I think that no one got rich in infosec. Just normal, slice above average.
With these prices of properties in whole world, even taking a loan from bank is not an option, where for example in Serbia you have to give 30% in front to the bank of the property price.

@solid5n4k3 said:

Again I must interfere.

Good - I love to see more and more opinions here.

Isn’t money side effect of your good work within some company or freelance?

Within limits, I agree with this and think it is true. However, every industry has limits.

You can be the best working hotel maid in the world and you are probably going to be earning less than £30 per hour.

You can be the worst solicitor in the world but as long as you can scrape through to be employable, you will be earning more.

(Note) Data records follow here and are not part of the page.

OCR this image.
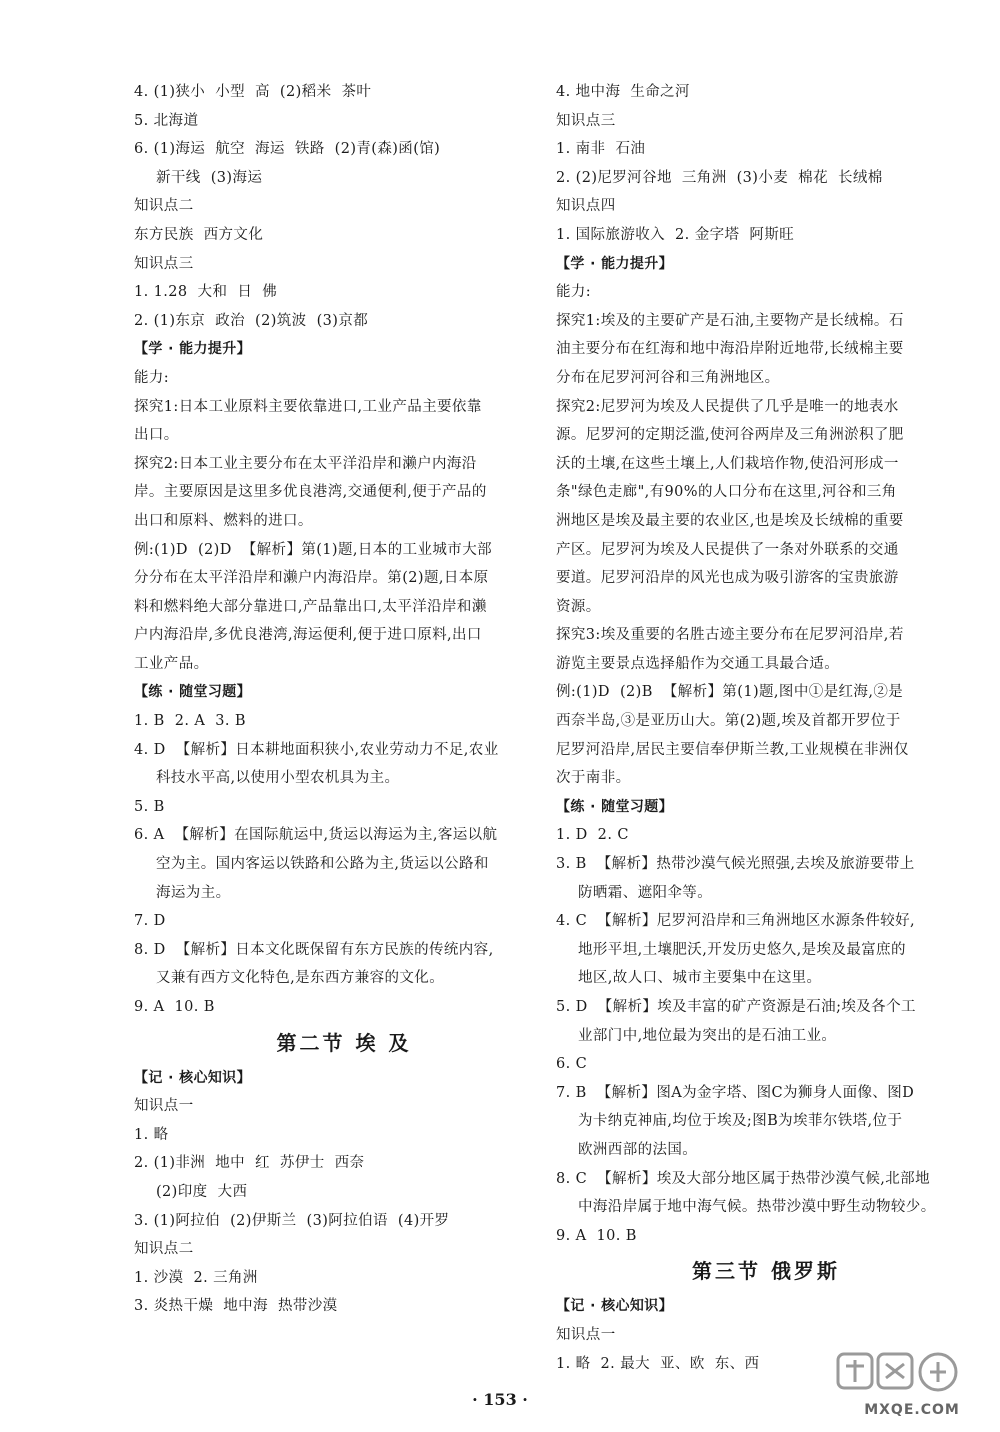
4. (1)狭小  小型  高  (2)稻米  茶叶
5. 北海道
6. (1)海运  航空  海运  铁路  (2)青(森)函(馆)
新干线  (3)海运
知识点二
东方民族  西方文化
知识点三
1. 1.28  大和  日  佛
2. (1)东京  政治  (2)筑波  (3)京都
【学 · 能力提升】
能力:
探究1:日本工业原料主要依靠进口,工业产品主要依靠
出口。
探究2:日本工业主要分布在太平洋沿岸和濑户内海沿
岸。主要原因是这里多优良港湾,交通便利,便于产品的
出口和原料、燃料的进口。
例:(1)D  (2)D  【解析】第(1)题,日本的工业城市大部
分分布在太平洋沿岸和濑户内海沿岸。第(2)题,日本原
料和燃料绝大部分靠进口,产品靠出口,太平洋沿岸和濑
户内海沿岸,多优良港湾,海运便利,便于进口原料,出口
工业产品。
【练 · 随堂习题】
1. B  2. A  3. B
4. D  【解析】日本耕地面积狭小,农业劳动力不足,农业
科技水平高,以使用小型农机具为主。
5. B
6. A  【解析】在国际航运中,货运以海运为主,客运以航
空为主。国内客运以铁路和公路为主,货运以公路和
海运为主。
7. D
8. D  【解析】日本文化既保留有东方民族的传统内容,
又兼有西方文化特色,是东西方兼容的文化。
9. A  10. B
第二节 埃 及
【记 · 核心知识】
知识点一
1. 略
2. (1)非洲  地中  红  苏伊士  西奈
(2)印度  大西
3. (1)阿拉伯  (2)伊斯兰  (3)阿拉伯语  (4)开罗
知识点二
1. 沙漠  2. 三角洲
3. 炎热干燥  地中海  热带沙漠
4. 地中海  生命之河
知识点三
1. 南非  石油
2. (2)尼罗河谷地  三角洲  (3)小麦  棉花  长绒棉
知识点四
1. 国际旅游收入  2. 金字塔  阿斯旺
【学 · 能力提升】
能力:
探究1:埃及的主要矿产是石油,主要物产是长绒棉。石
油主要分布在红海和地中海沿岸附近地带,长绒棉主要
分布在尼罗河河谷和三角洲地区。
探究2:尼罗河为埃及人民提供了几乎是唯一的地表水
源。尼罗河的定期泛滥,使河谷两岸及三角洲淤积了肥
沃的土壤,在这些土壤上,人们栽培作物,使沿河形成一
条"绿色走廊",有90%的人口分布在这里,河谷和三角
洲地区是埃及最主要的农业区,也是埃及长绒棉的重要
产区。尼罗河为埃及人民提供了一条对外联系的交通
要道。尼罗河沿岸的风光也成为吸引游客的宝贵旅游
资源。
探究3:埃及重要的名胜古迹主要分布在尼罗河沿岸,若
游览主要景点选择船作为交通工具最合适。
例:(1)D  (2)B  【解析】第(1)题,图中①是红海,②是
西奈半岛,③是亚历山大。第(2)题,埃及首都开罗位于
尼罗河沿岸,居民主要信奉伊斯兰教,工业规模在非洲仅
次于南非。
【练 · 随堂习题】
1. D  2. C
3. B  【解析】热带沙漠气候光照强,去埃及旅游要带上
防晒霜、遮阳伞等。
4. C  【解析】尼罗河沿岸和三角洲地区水源条件较好,
地形平坦,土壤肥沃,开发历史悠久,是埃及最富庶的
地区,故人口、城市主要集中在这里。
5. D  【解析】埃及丰富的矿产资源是石油;埃及各个工
业部门中,地位最为突出的是石油工业。
6. C
7. B  【解析】图A为金字塔、图C为狮身人面像、图D
为卡纳克神庙,均位于埃及;图B为埃菲尔铁塔,位于
欧洲西部的法国。
8. C  【解析】埃及大部分地区属于热带沙漠气候,北部地
中海沿岸属于地中海气候。热带沙漠中野生动物较少。
9. A  10. B
第三节 俄罗斯
【记 · 核心知识】
知识点一
1. 略  2. 最大  亚、欧  东、西
· 153 ·
MXQE.COM
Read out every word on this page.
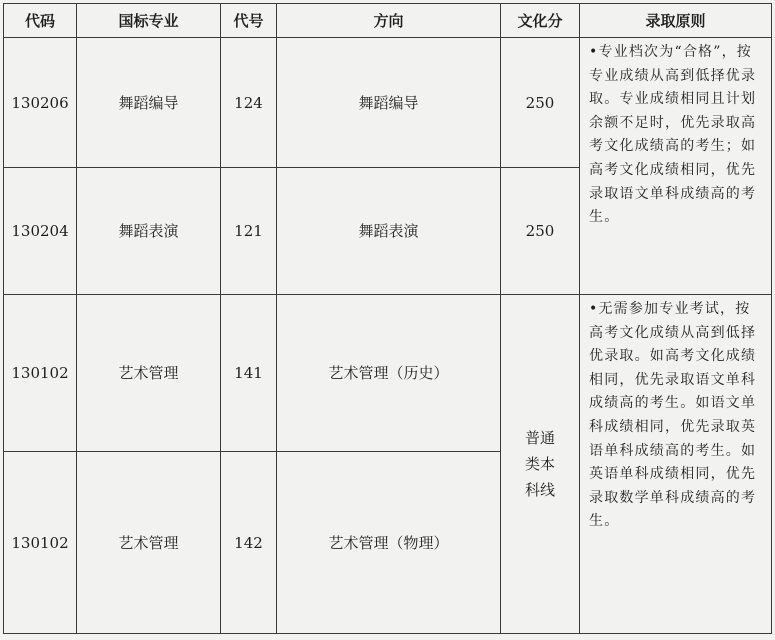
代码	国标专业	代号	方向	文化分	录取原则
130206	舞蹈编导	124	舞蹈编导	250	•专业档次为“合格”，按专业成绩从高到低择优录取。专业成绩相同且计划余额不足时，优先录取高考文化成绩高的考生；如高考文化成绩相同，优先录取语文单科成绩高的考生。
130204	舞蹈表演	121	舞蹈表演	250	
130102	艺术管理	141	艺术管理（历史）	普通类本科线	•无需参加专业考试，按高考文化成绩从高到低择优录取。如高考文化成绩相同，优先录取语文单科成绩高的考生。如语文单科成绩相同，优先录取英语单科成绩高的考生。如英语单科成绩相同，优先录取数学单科成绩高的考生。
130102	艺术管理	142	艺术管理（物理）		
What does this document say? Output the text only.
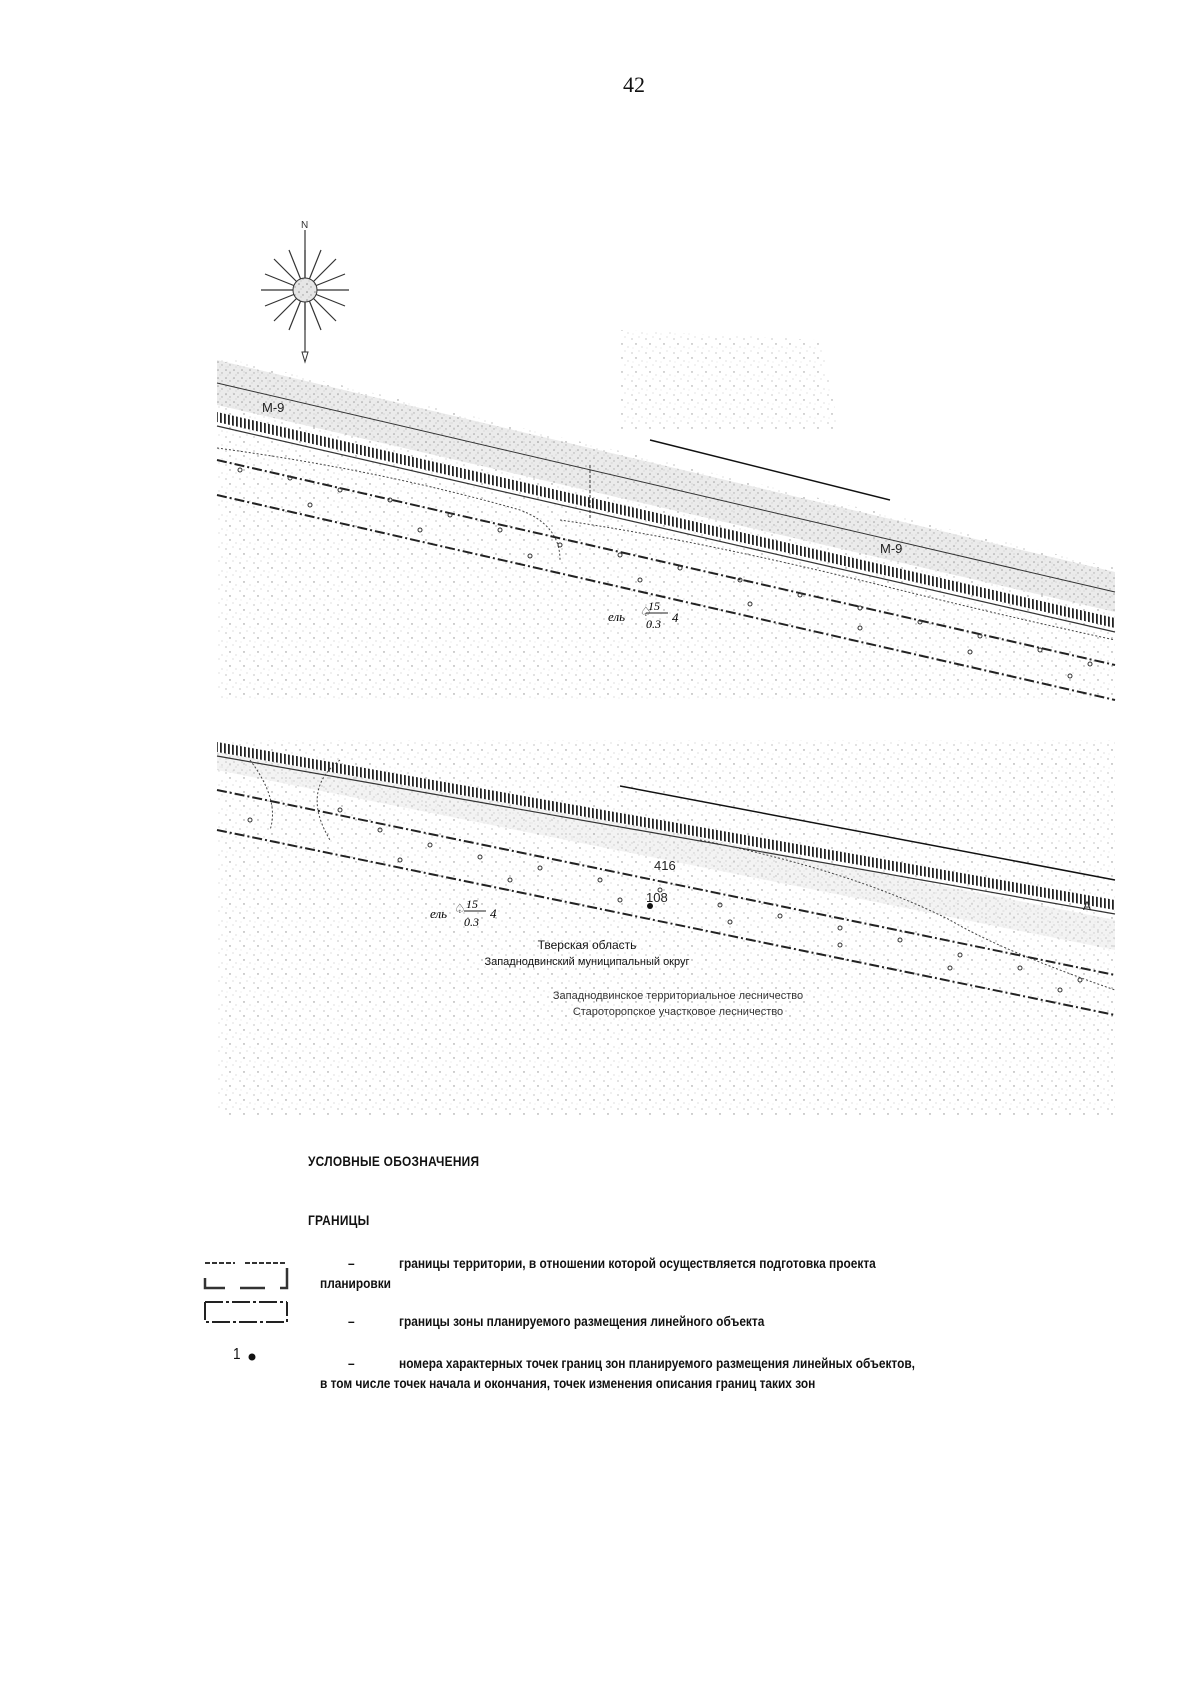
42
N
М-9
М-9
ель ♤
15
0.3 4
416
108
А
ель ♤ 15
0.3
4
Тверская область
Западнодвинский муниципальный округ
Западнодвинское территориальное лесничество
Староторопское участковое лесничество
УСЛОВНЫЕ ОБОЗНАЧЕНИЯ
ГРАНИЦЫ
–	границы территории, в отношении которой осуществляется подготовка проекта
планировки
–	границы зоны планируемого размещения линейного объекта
1	–	номера характерных точек границ зон планируемого размещения линейных объектов,
в том числе точек начала и окончания, точек изменения описания границ таких зон
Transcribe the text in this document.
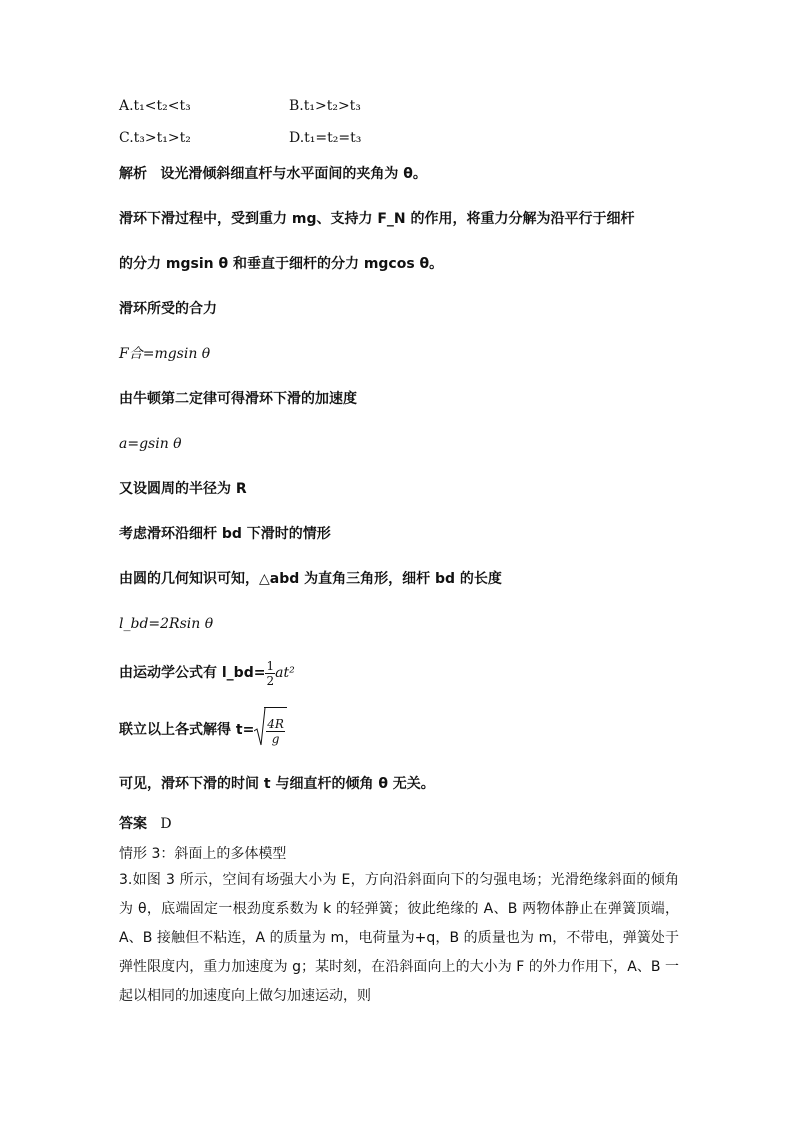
A.t₁<t₂<t₃	B.t₁>t₂>t₃
C.t₃>t₁>t₂	D.t₁=t₂=t₃
解析 设光滑倾斜细直杆与水平面间的夹角为 θ。
滑环下滑过程中，受到重力 mg、支持力 F_N 的作用，将重力分解为沿平行于细杆
的分力 mgsin θ 和垂直于细杆的分力 mgcos θ。
滑环所受的合力
F合=mgsin θ
由牛顿第二定律可得滑环下滑的加速度
a=gsin θ
又设圆周的半径为 R
考虑滑环沿细杆 bd 下滑时的情形
由圆的几何知识可知，△abd 为直角三角形，细杆 bd 的长度
l_bd=2Rsin θ
由运动学公式有 l_bd= $\frac{1}{2} at^2$
联立以上各式解得 $t= \frac{4R}{g}$
可见，滑环下滑的时间 t 与细直杆的倾角 θ 无关。
答案 D
情形 3：斜面上的多体模型
3.如图 3 所示，空间有场强大小为 E，方向沿斜面向下的匀强电场；光滑绝缘斜面的倾角为 θ，底端固定一根劲度系数为 k 的轻弹簧；彼此绝缘的 A、B 两物体静止在弹簧顶端，A、B 接触但不粘连，A 的质量为 m，电荷量为+q，B 的质量也为 m，不带电，弹簧处于弹性限度内，重力加速度为 g；某时刻，在沿斜面向上的大小为 F 的外力作用下，A、B 一起以相同的加速度向上做匀加速运动，则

Good work can maximise the potential you have within the range that is open to you. If people want to break outside that, then I truly believe they need to think of something which changes the rules. (For example, our best hotel maid might decide to form a company offering outsourced chambermaid services to increase their income - the industry may seem the same, but they are no longer a hotel maid ).

I think that no one got rich in infosec. Just normal, slice above average.

I think some have, but largely because they’ve redefined the rules. For example, Kevin Mandia and Jeremiah Grossman have done very well out of infosec but I would strongly argue they haven’t worked in “Infosec Roles” for quite some time.

I don’t know of any people who got rich without branching out from their core “infosec” discipline.

Type your comment> @sparkla said:

In my world a salary of 100k / year is pretty ■■■■ rich…

In my world 30k / year is pretty rich. :slight_smile:

That’s kind of why it’s generally a bad idea to compare salaries from different places.

Type your comment> @TazWake said:

That’s kind of why it’s generally a bad idea to compare salaries from different places.

It’s comparing apples with tomatoes. And if you want to earn more money, you have to grow and step up. It’s possible to earn 100K EUR in Germany as a Principal Architect or Development Manager + 10-20% Bonus. But usually, in this space, you would lead a team of developers.

With your OSCP, you can start as a Junior Pentester, by putting a finger in the air: maybe a bit higher than a junior java dev with some first project experience.

Seeing the dates, I surely hope all went well for everyone in this post. Due to an injury, I’m having to switch careers completely. I’d like to say I’m in the beginning stages. I’m also in Germany.